Images are the marquee data type for napari, but napari can also display geometry such as points, shapes and meshes. The ChunkLoader and Octree will be used for all layer types, but there will be additional challenges to make things work with non-image layers:

Downsampling images is fast and well understood, but “downsampling” geometry is called decimation and it can be slow and complicated. Also there is not one definitive decimation, there will be trade-offs between speed and quality.
Sometimes we will to want downsample geometry into a format that represents the data but does not look like the data. For example we might want to display a heatmap instead of millions of tiny points. This will require new code we did not need for the image layers.
With images the data density is spatially uniform but with geometry there might be pockets of super high density data. For example the data might have millions of points or triangles in a tiny geographic area. This might tax the rendering in new ways that images did not.

Appendix#

A. Threads and processes#

By default the ChunkLoader uses a concurrent.futures thread pool. Threads are fast and simple and well understood. All threads in a process can access the same process memory, so nothing needs to be serialized or copied.

However, a drawback of using threads in Python is that only one thread can hold the Global Interpreter Lock (GIL) at a time. This means two threads cannot execute Python code at the same time.

This is not as bad as it sounds, because quite often Python threads will release the GIL when doing IO or compute-intensive operations, if those operations are implemented in C/C++. Many scipy packages do their heaviest computations in C/C++. If the GIL is released those threads can run simultaneously, since Python threads are first-class Operating Systems threads.

However, if you do need to run Python bytecode fully in parallel, it might be necessary to use a concurrent.futures process pool instead of a thread pool. One downside of using processes is that memory is not shared between processes by default, so the arguments to and from the worker process need to be serialized, and not all objects can be easily serialized.

The Dask developers have extensive experience with serialization, and their library contains it’s own serialization routines. Long term we might decide that napari should only support thread pools, and if you need processes you should use napari with Dask. Basically, we might outsource multi-processing to Dask. How exactly napari will interoperate with Dask is to be determined.

B. Number of workers#

How many worker threads or processes should we use? The optimal number will obviously depend on the hardware, but it also might depend on the workload. One thread per core is a reasonable starting point, but a different number of workers might be more efficient in certain situations. Our goal is to have reasonable defaults that most users can live with, but provide configuration settings for expert users to adjust if needed.

C. asyncio#

Python also has a newer concurrency mechanism called asyncio which is different from threads or processes, asyncio tasks are similar to co-routines in other languages. The advantage of asyncio tasks is they are much lighter weight than threads.

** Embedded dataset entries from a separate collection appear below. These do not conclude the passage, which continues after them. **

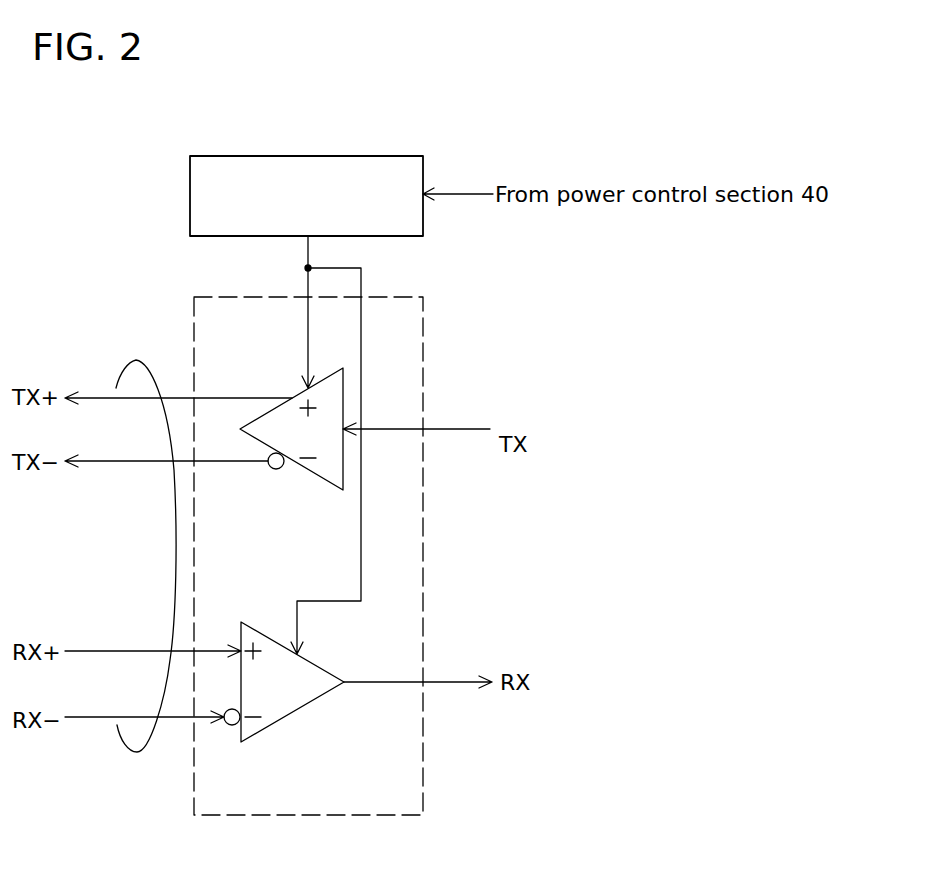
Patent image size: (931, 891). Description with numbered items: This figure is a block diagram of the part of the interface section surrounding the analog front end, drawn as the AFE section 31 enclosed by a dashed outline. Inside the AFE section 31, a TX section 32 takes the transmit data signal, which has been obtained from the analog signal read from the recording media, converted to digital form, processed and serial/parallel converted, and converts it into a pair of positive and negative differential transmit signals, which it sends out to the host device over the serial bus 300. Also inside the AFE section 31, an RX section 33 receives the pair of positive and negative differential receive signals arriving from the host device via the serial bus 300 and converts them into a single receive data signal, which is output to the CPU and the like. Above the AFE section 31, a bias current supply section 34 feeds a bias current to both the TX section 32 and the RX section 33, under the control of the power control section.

The bias current supply section 34 is at (320, 156).
The AFE section 31 is at (423, 368).
The TX section 32 is at (310, 472).
The RX section 33 is at (302, 712).
The serial bus 300 is at (135, 360).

For example, in theory you can have tens of thousands of concurrent asyncio tasks in progress at the same time. They generally don’t run in parallel, but they can all be in progress in various states of completion and worked on round-robin. While we have no current plans to use asyncio for rendering, we should keep in mind that it exists and it might be something we can use down the road.

D. VRAM and Vispy#

With OpenGL you cannot directly manage VRAM. Instead we will implicitly control what’s in VRAM based on what vispy objects exist and what objects we are drawing.

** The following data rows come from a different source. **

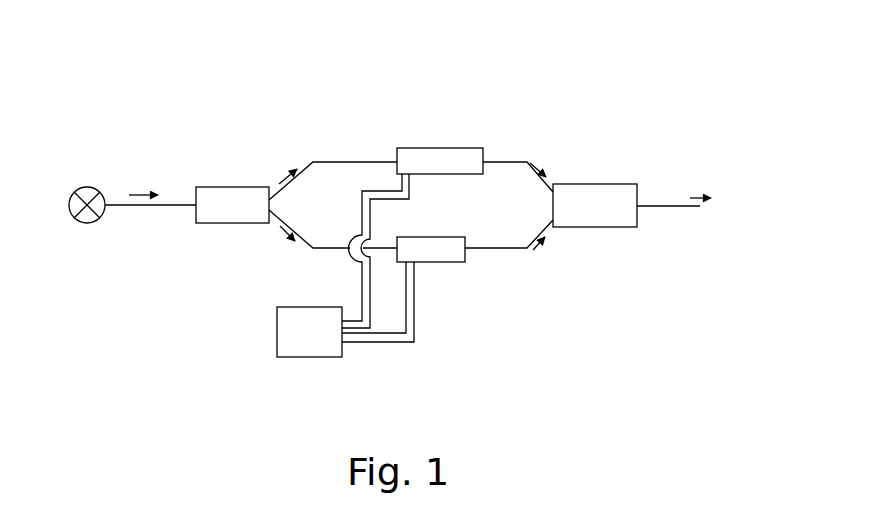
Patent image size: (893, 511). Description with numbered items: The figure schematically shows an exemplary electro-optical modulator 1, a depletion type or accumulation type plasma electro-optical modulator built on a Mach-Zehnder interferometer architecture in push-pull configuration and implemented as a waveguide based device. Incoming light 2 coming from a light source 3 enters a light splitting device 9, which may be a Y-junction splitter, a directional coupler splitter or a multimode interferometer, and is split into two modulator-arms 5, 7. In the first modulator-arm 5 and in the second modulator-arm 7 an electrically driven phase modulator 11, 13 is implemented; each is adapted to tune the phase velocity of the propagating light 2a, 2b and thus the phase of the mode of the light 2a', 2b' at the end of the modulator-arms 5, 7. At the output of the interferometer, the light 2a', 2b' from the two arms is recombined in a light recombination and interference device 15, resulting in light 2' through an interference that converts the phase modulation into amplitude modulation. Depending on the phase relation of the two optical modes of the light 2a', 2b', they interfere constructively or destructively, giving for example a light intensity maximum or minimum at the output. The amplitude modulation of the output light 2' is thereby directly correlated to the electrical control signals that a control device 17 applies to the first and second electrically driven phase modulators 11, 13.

The electro-optical modulator 1 is at (194, 82).
The incoming light 2 is at (154, 150).
The output light 2' is at (725, 159).
The propagating light in first modulator-arm 2a is at (286, 144).
The propagating light in second modulator-arm 2b is at (250, 257).
The light at end of first modulator-arm 2a' is at (565, 134).
The light at end of second modulator-arm 2b' is at (571, 280).
The light source 3 is at (90, 186).
The first modulator-arm 5 is at (359, 153).
The second modulator-arm 7 is at (316, 262).
The light splitting device 9 is at (232, 186).
The first electrically driven phase modulator 11 is at (442, 147).
The second electrically driven phase modulator 13 is at (433, 263).
The light recombination and interference device 15 is at (596, 183).
The control device 17 is at (308, 358).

For example, if we page data into memory, but do not draw it, then it’s in RAM but it’s not in VRAM. If we then create a vispy object for that chunk and draw it, the data needed to draw that chunk will necessarily be put into VRAM by vispy and OpenGL.

Since it takes time to copy data into VRAM, we may need to throttle how many new vispy objects we create each frame. For example, we might find that we can only draw two or three new chunks per frame. So if we load ten chunks, we might need to page that data into VRAM over four or five frames.